Sasol signs LNG term sheet as it prepares for R20bn-plus coal-to-gas switch at Secunda
Energy and chemicals group Sasol has approved development funds for the first phase of a project that is designed to increase the Secunda complex’s ability to use gas instead of coal to produce fuel and chemicals.
The fuel switch is central to Sasol’s initial commitment to reducing its greenhouse gas emissions by 30% by 2030, even though the company acknowledges that gas can only be used as a “transition fuel” if it is to meet its longer-term target of being net-zero by 2050.
CEO Fleetwood Grobler tells Engineering News that the funds will be used to prepare the “first tranche of gas reforming capacity in Secunda by 2025” and comprise about 30% of a larger R20-billion to R23-billion initiative to transition the facility away from coal.
“I think this is a very important signal that we are now putting our money where our mouth is with respect to processing capacity and to prepare ourselves to be able to reduce our coal use in a phased manner.”
Gas reforming, Grobler explains, is required to ensure that the hydrogen and carbon-monoxide ratios are corrected before the gas is used in the Fischer-Tropsch process to produce fuels and chemicals.
The JSE-listed company has also signed a draft term sheet for the delivery, from 2026, of liquefied natural gas (LNG) to the Mpumalanga complex, but Grobler says it is premature to disclose the identity of the counterparty.
Between 40 PJ and 60 PJ of LNG will be required yearly by 2030 to replace some nine-million tons of coal, with Sasol having already announced that it will make no further investments into new coal reserves.
Grobler says the LNG will initially be imported through Maputo, Mozambique, but reports that discussions are also under way regarding a second import terminal at Richards Bay, in KwaZulu-Natal.
The LNG will replace tapering natural gas supply from the Pande and Temane fields in southern Mozambique and increase the gas volumes available for Secunda’s switch from coal.

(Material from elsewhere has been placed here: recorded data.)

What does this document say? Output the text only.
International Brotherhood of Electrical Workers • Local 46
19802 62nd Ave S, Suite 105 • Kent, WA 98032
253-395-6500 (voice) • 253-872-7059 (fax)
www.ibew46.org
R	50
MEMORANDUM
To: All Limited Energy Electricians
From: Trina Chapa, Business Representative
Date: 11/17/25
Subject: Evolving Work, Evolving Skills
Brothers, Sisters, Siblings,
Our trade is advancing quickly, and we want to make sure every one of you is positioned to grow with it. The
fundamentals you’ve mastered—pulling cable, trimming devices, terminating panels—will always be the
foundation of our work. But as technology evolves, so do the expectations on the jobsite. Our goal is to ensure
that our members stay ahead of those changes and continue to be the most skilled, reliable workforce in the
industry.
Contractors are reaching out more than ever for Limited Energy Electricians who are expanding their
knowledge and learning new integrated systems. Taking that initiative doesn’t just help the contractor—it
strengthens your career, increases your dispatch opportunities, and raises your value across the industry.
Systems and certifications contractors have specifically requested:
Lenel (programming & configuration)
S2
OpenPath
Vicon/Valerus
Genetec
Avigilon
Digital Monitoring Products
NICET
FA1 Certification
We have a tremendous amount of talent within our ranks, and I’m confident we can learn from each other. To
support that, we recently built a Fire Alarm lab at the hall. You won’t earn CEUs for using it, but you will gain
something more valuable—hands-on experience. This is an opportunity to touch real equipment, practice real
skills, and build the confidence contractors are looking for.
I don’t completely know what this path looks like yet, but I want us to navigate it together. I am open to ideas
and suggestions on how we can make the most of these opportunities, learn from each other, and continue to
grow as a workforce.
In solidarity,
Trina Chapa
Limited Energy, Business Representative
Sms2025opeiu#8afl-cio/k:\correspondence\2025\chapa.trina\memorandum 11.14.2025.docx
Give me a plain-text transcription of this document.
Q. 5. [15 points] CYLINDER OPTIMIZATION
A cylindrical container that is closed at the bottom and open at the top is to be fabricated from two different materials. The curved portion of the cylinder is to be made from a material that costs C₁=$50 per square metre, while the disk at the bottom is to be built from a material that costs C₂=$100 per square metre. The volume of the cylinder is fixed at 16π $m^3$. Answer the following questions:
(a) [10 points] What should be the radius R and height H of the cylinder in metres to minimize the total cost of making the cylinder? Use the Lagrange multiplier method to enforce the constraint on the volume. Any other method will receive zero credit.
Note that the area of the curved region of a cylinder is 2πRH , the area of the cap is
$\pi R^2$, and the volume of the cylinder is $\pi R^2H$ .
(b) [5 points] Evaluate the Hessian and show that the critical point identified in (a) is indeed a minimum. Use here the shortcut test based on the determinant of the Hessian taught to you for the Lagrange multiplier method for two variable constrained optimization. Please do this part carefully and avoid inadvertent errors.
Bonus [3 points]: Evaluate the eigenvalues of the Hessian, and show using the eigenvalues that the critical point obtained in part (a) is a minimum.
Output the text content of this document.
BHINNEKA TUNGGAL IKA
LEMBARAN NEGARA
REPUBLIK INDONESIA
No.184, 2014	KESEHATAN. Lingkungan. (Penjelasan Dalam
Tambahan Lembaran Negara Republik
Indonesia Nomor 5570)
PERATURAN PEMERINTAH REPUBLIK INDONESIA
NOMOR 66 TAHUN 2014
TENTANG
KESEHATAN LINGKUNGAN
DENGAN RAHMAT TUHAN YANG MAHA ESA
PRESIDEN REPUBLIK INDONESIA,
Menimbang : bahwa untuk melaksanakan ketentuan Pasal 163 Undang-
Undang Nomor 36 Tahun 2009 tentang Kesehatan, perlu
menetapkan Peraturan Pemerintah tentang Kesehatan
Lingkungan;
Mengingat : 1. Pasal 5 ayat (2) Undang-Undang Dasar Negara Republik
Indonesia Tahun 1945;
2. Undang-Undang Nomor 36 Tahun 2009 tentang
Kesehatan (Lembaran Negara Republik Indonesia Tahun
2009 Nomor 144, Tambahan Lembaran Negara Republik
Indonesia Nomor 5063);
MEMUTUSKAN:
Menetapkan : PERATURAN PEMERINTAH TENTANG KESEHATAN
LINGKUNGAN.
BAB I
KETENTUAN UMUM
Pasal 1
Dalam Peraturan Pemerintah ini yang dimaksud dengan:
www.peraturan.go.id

However, the immediate focus at Secunda is to stabilise coal supply, rebuild stockpiles and improve coal quality.
Although Sasol’s interim results to December 31, 2021, recovered strongly on the back of rebounding markets – with earnings before interest and tax increasing by 12% to R24.3-billion – the results were marred by materially lower production volumes at Secunda and five fatalities.
The slump in Secunda’s volumes has been attributed mainly to coal-related issues, including safety-related mine closures and a slower-than-planned transition to a full-calendar operating model at the mines.
Sasol has increased its coal purchases from third-party suppliers in an effort to recover its stocks, which fell to about 900 000 t, but have since recovered to 1.1-million and should be back to the 1.5-million target before the end of June.
A recovery plan is also being implemented, but Sasol has nevertheless lowered its full-year output forecast for Secunda to between 6.7-million and 6.8-million tonnes from an initial forecast of 7.5-million tonnes.
It will provide a new forecast for the 2022/23 financial year in August.
Grobler also announced that Riaan Rademan had been appointed executive vice president for mining, effective March 9.
Rademan worked for Sasol for 36 years before taking up the position of Foskor CEO in July 2019.
“Riaan’s mandate is to lead mining through its current challenges and position the business over the coming months for enhanced and sustainable productivity, prioritising safety in our operations,” Grobler says.